Трезво взглянуть на происходящее со стороны не получалось, да и времени не было. Действия напрашивались неосознанно. Прямо возле моего уха пролетел тяжеленный булыжник. И кто додумался такой бросить? Убить же может запросто! Я обиделась всерьёз. Обида моя выразилась в следующем: я подняла этот камень, едва не положивший конец моей молодой жизни, и в сердцах швырнула куда-то наугад. Куда – не знаю, в общей суматохе до слуха донёсся только звон стекла. Было очень весело…Жаль, что не долго.
Глава 16
Бешенная эйфория начала проходить уже в машине… Щёки всё ещё горели от возбуждения, тело сотрясал нервный озноб, однако сознание постепенно приходило в норму, чувства медленно угасали, уступая дорогу рассудку. Я с изумлением ощущала боль – правая щека, кажется, была расцарапана, лоб тоже саднило – кто-то случайно задел его палкой. Я как будто только сейчас обнаружила, что куртка моя порвана в двух местах, а волосы в беспорядке лезут в глаза. Рассудок просыпался, а вместе с ним всё существо заполнялось безграничным ужасом. Мне не верилось, что я смогла тут оказаться. Это было похоже на кошмарный сон. Я ехала в машине с решётками… Меня везли в милицию как самую настоящую преступницу… Могла ли я когда-нибудь представить подобное?! Собственное поведение повергало меня в панику, от недавнего азарта не осталось и следа. Теперь хотелось плакать.
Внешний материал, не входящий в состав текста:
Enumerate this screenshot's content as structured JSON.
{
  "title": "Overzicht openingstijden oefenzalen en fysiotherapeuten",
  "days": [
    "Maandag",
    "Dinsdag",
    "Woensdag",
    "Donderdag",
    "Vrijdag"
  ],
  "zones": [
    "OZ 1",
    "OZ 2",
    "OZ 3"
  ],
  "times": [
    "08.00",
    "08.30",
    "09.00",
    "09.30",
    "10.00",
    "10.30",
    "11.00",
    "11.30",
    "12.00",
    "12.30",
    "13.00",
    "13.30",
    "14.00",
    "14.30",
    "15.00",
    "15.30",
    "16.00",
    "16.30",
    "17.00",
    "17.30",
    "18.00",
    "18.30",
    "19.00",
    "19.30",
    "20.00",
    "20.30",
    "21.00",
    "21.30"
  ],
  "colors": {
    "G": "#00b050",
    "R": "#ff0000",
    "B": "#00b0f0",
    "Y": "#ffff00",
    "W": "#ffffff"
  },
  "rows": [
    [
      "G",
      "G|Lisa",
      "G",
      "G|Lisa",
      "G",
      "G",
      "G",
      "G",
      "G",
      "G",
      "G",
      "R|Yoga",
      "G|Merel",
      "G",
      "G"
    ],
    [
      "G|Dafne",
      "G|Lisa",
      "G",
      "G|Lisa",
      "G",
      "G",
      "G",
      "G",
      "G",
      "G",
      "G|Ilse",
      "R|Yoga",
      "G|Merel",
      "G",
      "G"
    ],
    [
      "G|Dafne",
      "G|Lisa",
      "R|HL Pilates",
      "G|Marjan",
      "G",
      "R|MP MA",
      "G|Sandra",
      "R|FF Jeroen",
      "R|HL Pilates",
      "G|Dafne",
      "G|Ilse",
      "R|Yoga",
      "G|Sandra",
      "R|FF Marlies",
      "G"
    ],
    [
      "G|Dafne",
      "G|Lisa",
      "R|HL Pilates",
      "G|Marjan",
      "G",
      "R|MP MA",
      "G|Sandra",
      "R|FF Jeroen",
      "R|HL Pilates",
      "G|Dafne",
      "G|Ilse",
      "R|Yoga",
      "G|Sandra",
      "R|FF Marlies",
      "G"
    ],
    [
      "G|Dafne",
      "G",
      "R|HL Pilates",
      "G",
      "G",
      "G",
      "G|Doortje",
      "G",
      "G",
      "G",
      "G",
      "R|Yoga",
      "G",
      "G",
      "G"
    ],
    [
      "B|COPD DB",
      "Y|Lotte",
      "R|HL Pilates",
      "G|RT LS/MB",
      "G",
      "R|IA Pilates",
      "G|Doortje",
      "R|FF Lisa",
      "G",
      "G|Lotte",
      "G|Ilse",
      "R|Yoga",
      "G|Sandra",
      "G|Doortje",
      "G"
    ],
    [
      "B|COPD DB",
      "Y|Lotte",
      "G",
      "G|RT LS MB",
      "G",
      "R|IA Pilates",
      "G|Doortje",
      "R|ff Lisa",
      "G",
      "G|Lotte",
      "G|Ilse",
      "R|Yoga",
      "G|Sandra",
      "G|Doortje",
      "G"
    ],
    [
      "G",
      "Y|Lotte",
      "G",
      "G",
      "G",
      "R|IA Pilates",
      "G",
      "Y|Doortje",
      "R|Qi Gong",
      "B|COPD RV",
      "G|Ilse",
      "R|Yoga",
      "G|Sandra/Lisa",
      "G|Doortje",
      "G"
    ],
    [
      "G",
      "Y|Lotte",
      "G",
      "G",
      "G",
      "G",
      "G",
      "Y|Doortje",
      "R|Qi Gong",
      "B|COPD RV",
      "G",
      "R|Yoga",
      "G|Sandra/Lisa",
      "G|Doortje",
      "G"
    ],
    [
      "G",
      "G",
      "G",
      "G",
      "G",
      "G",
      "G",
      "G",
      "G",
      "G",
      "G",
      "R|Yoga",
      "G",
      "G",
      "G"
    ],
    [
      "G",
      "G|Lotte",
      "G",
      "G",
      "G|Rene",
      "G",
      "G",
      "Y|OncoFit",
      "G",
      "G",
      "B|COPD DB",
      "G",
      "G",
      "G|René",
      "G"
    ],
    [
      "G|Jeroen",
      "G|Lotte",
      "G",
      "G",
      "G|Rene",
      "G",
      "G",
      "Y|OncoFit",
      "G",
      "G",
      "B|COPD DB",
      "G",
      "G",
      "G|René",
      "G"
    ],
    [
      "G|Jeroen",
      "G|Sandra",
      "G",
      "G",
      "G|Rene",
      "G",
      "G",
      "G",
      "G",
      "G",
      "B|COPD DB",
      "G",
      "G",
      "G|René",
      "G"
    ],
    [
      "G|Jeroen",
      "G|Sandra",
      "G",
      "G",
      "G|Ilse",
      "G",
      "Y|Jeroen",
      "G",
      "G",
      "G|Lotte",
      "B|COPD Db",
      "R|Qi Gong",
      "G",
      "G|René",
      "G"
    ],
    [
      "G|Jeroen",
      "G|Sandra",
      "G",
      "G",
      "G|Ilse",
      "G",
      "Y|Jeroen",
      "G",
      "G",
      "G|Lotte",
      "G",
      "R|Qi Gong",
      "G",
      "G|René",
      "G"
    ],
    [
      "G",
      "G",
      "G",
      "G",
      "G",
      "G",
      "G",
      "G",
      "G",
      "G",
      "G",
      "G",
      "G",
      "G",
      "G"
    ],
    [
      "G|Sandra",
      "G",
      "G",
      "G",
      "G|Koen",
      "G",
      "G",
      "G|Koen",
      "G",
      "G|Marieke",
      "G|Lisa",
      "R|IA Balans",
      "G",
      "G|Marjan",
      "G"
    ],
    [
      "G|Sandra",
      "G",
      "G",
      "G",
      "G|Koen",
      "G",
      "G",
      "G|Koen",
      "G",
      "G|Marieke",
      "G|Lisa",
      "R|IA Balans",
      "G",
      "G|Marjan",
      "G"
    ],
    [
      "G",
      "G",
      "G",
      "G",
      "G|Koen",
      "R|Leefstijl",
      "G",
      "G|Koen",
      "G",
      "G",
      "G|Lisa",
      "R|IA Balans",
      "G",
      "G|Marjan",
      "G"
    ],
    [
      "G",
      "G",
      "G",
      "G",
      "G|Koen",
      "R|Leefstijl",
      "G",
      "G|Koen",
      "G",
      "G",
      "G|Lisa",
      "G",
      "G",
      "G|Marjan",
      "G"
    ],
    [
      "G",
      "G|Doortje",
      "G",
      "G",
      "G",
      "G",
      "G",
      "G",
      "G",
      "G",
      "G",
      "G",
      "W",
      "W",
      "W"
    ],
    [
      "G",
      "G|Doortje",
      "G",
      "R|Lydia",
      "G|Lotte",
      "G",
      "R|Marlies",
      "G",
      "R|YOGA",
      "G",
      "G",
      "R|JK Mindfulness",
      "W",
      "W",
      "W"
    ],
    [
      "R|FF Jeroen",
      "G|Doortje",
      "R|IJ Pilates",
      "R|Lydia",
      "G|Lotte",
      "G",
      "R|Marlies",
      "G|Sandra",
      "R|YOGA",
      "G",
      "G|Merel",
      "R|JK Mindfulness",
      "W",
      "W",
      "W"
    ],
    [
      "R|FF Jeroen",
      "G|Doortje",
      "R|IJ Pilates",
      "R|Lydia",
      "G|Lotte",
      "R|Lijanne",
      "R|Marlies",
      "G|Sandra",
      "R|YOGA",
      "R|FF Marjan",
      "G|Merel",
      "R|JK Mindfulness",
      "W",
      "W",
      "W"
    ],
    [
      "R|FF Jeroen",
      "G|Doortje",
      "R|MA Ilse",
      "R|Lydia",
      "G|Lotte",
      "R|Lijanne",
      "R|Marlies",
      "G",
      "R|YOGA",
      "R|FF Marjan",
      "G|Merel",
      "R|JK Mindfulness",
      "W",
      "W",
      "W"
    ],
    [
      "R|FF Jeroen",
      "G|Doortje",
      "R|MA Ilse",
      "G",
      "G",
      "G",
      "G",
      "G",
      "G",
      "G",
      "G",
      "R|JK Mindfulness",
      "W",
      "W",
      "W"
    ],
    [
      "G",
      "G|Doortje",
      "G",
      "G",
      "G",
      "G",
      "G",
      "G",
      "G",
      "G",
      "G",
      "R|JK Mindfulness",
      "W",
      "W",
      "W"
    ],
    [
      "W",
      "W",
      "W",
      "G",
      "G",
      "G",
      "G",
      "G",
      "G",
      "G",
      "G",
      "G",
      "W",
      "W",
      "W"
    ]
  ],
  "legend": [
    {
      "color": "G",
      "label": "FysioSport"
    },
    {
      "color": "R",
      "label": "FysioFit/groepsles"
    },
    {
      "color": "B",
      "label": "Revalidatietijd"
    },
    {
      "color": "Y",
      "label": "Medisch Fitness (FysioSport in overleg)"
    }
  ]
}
Рядом со мной сидели ребята: Виталик, Шурик Чернов, Юра Борисов, Миша Раскопин и несколько звёздновских, в их числе Ромка Медзуновский и Слава Беркович. Все выглядели не лучшим образом и тоже, безусловно, нервничали, правда, как можно усердней пытались это скрыть. Канарейки не было.
– Как ты? – Виталик смотрел на меня виновато – словно это он спровоцировал весь этот беспредел, и я пострадала из-за него.
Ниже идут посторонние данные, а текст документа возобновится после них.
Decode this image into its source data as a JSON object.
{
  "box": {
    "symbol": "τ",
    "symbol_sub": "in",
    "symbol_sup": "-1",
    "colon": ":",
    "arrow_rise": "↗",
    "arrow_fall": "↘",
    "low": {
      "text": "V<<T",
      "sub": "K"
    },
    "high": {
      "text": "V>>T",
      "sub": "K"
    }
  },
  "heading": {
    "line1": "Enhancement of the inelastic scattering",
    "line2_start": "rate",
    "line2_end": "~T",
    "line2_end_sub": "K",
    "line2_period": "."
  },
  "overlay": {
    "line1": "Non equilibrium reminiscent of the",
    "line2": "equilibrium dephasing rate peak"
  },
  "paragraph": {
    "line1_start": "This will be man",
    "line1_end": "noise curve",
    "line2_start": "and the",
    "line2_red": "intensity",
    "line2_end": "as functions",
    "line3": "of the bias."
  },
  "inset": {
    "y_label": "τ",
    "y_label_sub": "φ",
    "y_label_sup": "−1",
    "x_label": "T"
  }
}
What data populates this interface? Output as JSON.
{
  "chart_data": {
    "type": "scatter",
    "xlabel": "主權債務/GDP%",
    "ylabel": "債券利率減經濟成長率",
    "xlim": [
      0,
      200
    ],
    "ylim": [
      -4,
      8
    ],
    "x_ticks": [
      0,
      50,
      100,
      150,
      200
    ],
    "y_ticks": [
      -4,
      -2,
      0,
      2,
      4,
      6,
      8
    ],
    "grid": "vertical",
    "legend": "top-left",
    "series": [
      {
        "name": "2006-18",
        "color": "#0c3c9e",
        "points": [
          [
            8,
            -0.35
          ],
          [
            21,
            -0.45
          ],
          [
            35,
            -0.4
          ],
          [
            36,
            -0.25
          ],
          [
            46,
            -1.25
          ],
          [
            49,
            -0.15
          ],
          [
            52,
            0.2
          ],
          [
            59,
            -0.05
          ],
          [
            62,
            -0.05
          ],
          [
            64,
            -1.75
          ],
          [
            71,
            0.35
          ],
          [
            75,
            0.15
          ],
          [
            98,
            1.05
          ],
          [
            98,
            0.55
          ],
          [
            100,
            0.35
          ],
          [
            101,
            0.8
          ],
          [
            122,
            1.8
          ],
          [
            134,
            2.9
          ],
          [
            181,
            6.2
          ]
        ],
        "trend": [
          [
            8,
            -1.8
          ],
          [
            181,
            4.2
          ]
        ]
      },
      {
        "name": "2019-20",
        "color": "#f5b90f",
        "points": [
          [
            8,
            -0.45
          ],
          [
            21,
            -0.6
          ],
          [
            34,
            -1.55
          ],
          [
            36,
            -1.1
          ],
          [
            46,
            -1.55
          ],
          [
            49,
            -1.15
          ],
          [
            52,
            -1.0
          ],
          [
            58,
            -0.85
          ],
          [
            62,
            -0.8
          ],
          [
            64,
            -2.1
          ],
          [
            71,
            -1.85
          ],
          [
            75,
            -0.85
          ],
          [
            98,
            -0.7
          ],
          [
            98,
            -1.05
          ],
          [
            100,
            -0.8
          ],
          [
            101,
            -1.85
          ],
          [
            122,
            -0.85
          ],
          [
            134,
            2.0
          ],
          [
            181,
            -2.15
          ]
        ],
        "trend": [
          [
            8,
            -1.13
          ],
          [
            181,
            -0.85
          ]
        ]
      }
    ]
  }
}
– Ничего. – Я всхлипнула – нос, к счастью, был цел. – А ты?
– И я ничего. – Улыбка, которую хотел изобразить на своём лице Виталик, вышла кривой и жалкой.
Беркович хмыкнул:
– Это пока – ничего. Сейчас вам в ментуре достанется по первое число.
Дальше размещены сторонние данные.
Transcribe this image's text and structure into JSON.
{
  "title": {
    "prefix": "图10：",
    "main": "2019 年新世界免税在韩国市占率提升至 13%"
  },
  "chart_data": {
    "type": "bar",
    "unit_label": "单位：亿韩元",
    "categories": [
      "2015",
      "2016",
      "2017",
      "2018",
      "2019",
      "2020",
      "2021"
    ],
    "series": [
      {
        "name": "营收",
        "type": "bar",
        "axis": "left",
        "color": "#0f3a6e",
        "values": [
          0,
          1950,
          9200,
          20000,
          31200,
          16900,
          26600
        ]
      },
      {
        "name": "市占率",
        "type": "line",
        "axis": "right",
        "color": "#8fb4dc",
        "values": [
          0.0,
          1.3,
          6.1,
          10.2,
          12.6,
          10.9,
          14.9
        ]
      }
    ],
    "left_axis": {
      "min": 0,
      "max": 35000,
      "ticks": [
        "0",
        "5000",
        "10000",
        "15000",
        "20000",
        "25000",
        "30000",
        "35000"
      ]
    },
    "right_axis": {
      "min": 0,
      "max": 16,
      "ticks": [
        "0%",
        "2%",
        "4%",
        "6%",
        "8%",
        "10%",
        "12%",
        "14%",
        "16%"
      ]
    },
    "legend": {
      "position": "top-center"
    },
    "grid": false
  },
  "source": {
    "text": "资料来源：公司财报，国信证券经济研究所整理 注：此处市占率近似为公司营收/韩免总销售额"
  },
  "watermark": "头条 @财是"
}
– А вам нет что ли? – Вызывающе встрепенулся Юра Борисов.
– А мы не виноваты. Весь двор подтвердит, что мы мирно сидели у подъезда, никого не трогали. В милиции разберутся. Канарейке вашему я не позавидую. И тебе тоже. – Слава смотрел на меня. Я в растерянности уставилась на Виталика, взглядом умоляя его объяснить, в чём дело. Он понял, снова улыбнулся разбитыми губами – теперь уже сочувственно:
– Ты зачем окно разбила, дурочка?
– Ка…Какое окно? – У меня перехватило дыхание.
– Обыкновенное. В квартире на первом этаже.
– Кто? Я?!
– Ну не я же. – Беркович весь сиял от злорадства. – Интересно, сколько это стекло стоит?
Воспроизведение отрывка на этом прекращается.